As eleições na Grécia indiciam uma viragem no panorama político europeu. Não tanto pelos resultados: a maioria relativa da Nova Democracia, uma diferença de menos de 3% em relação à Syriza, a esquerda anti-austeritária que rondou os 27%.
Há muito que não se assistia a uma tal campanha internacional de chantagem, com declarações de Merkel e Obama, de banqueiros, ameaça de bancarrota e expulsão da zona euro, imagens de corrida aos multibancos… Valeu tudo para anunciar o “caos”, o corte de salários e pensões em caso de vitória da “esquerda radical”.
Porém, um mito desabou com as eleições gregas: o da inexistência de alternativas à austeridade. Uma larga faixa do eleitorado, maioritária entre os 18 e os 45 anos e nos principais centros urbanos, como a Grande Atenas, o Pireu e Patras, recusou a chantagem da inevitabilidade e a ditadura da troika.
A Syriza corporizou essa alternativa: renegociação da dívida, a começar pelos prazos e pelos juros; auditoria cidadã e internacional (como fez o Equador) para distinguir a dívida legítima da ilegítima, nomeadamente a que resulta de compras de material de guerra desnecessário e de práticas de agiotagem; prioridade ao investimento produtivo e gerador de emprego.
E, claro, disse não à chantagem da expulsão da UE e do euro, recusada pela larga maioria da opinião pública grega. O que é preciso é alterar as regras, a começar pelo Banco Central Europeu que empresta a 1% aos bancos para estes cobrarem 4% ou 5% aos países pelas dívidas soberanas, já sem falar nos famosos eurobonds.
Em desespero de causa, nos últimos dias da campanha até a Nova democracia veio defender a renegociação da dívida, já recusada pela arrogante chanceler Merkel. Independentemente do governo que a direita conseguir formar (ou não) com o PASOK e a Esquerda Democrática, nada ficará como dantes na Grécia. E não só à esquerda: é preocupante a percentagem de 7% dos nazis da “Aurora Dourada” que expulsaram violentamente os mendigos e os imigrantes duma zona central de Atenas.

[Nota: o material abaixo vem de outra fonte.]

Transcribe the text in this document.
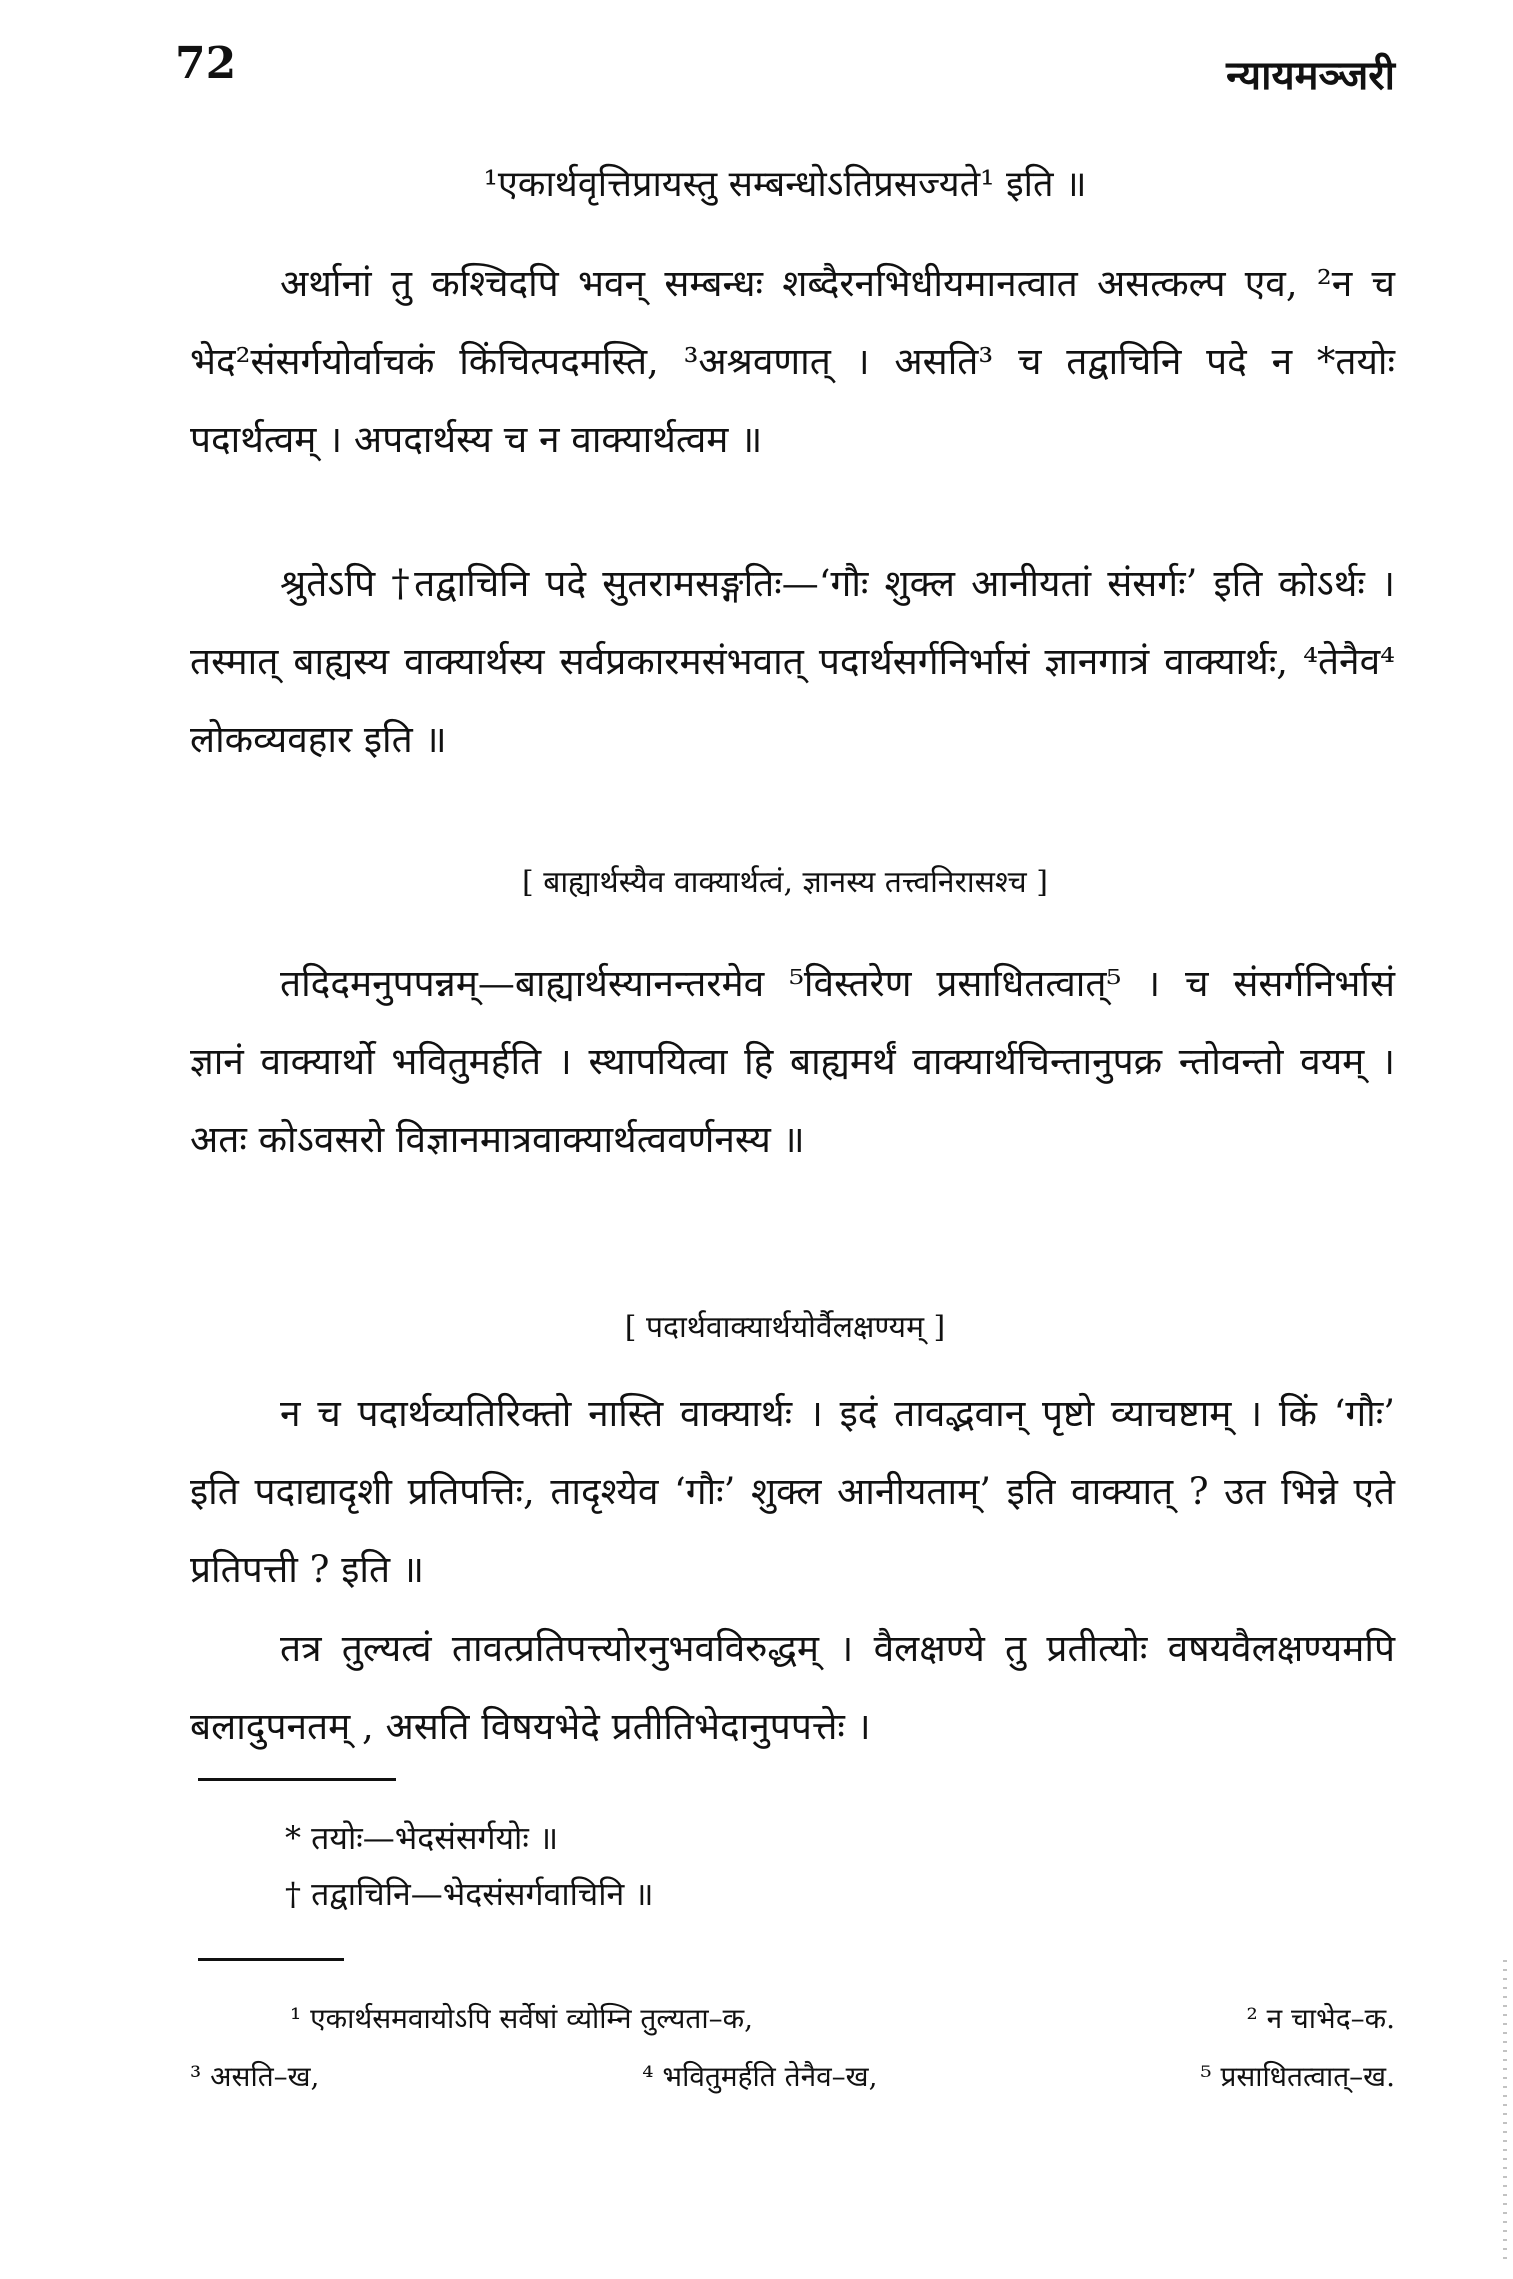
72	न्यायमञ्जरी
¹एकार्थवृत्तिप्रायस्तु सम्बन्धोऽतिप्रसज्यते¹ इति ॥

अर्थानां तु कश्चिदपि भवन् सम्बन्धः शब्दैरनभिधीयमानत्वात असत्कल्प एव, ²न च भेद²संसर्गयोर्वाचकं किंचित्पदमस्ति, ³अश्रवणात् । असति³ च तद्वाचिनि पदे न *तयोः पदार्थत्वम् । अपदार्थस्य च न वाक्यार्थत्वम ॥

श्रुतेऽपि †तद्वाचिनि पदे सुतरामसङ्गतिः—‘गौः शुक्ल आनीयतां संसर्गः’ इति कोऽर्थः । तस्मात् बाह्यस्य वाक्यार्थस्य सर्वप्रकारमसंभवात् पदार्थसर्गनिर्भासं ज्ञानगात्रं वाक्यार्थः, ⁴तेनैव⁴ लोकव्यवहार इति ॥

[ बाह्यार्थस्यैव वाक्यार्थत्वं, ज्ञानस्य तत्त्वनिरासश्च ]

तदिदमनुपपन्नम्—बाह्यार्थस्यानन्तरमेव ⁵विस्तरेण प्रसाधितत्वात्⁵ । च संसर्गनिर्भासं ज्ञानं वाक्यार्थो भवितुमर्हति । स्थापयित्वा हि बाह्यमर्थं वाक्यार्थचिन्तानुपक्र न्तोवन्तो वयम् । अतः कोऽवसरो विज्ञानमात्रवाक्यार्थत्ववर्णनस्य ॥

[ पदार्थवाक्यार्थयोर्वैलक्षण्यम् ]

न च पदार्थव्यतिरिक्तो नास्ति वाक्यार्थः । इदं तावद्भवान् पृष्टो व्याचष्टाम् । किं ‘गौः’ इति पदाद्यादृशी प्रतिपत्तिः, तादृश्येव ‘गौः’ शुक्ल आनीयताम्’ इति वाक्यात् ? उत भिन्ने एते प्रतिपत्ती ? इति ॥

तत्र तुल्यत्वं तावत्प्रतिपत्त्योरनुभवविरुद्धम् । वैलक्षण्ये तु प्रतीत्योः वषयवैलक्षण्यमपि बलादुपनतम् , असति विषयभेदे प्रतीतिभेदानुपपत्तेः ।

* तयोः—भेदसंसर्गयोः ॥
† तद्वाचिनि—भेदसंसर्गवाचिनि ॥
¹ एकार्थसमवायोऽपि सर्वेषां व्योम्नि तुल्यता–क,	² न चाभेद–क.
³ असति–ख,	⁴ भवितुमर्हति तेनैव–ख,	⁵ प्रसाधितत्वात्–ख.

E não é só a Grécia que está a mudar. Em Espanha, o resgate anunciado “apenas para a banca” teve o mérito de deixar claro quem vai beneficiar de 100 mil milhões de euros. E já se sabe quem vai pagar a conta. É de saudar a greve e a resistência dos mineiros das Astúrias à repressão neofranquista, os milhares de jovens que ocupam casas despejadas por ordem dos bancos e a fabulosa manifestação de humor e arte “Bankia, pulmones y branquias” - ver http://www.youtube.com/watch?v=iop2b3oq1O0.
Na lógica implacável dos “mercados” e das agências de rating, segue-se a Itália, com um primeiro-ministro (Monti) nomeado diretamente pela finança, sem eleições. E não são só os PIIGS: a Holanda e a Bélgica estão ameaçadas, as dificuldades dos bancos franceses podem agravar-se se Hollande consumar o divórcio com a Merkel, etc…
A Europa aproxima-se da hora das grandes decisões. Ou se afunda numa espiral de austeridade, recessão e pobreza que mina (como na década de 1930) os fundamentos da própria democracia. Ou inverte o rumo suicidário e abre um novo ciclo de resgate social, de combate às desigualdades e de desenvolvimento sustentado.
A Syriza apontou o caminho. E nós, pá?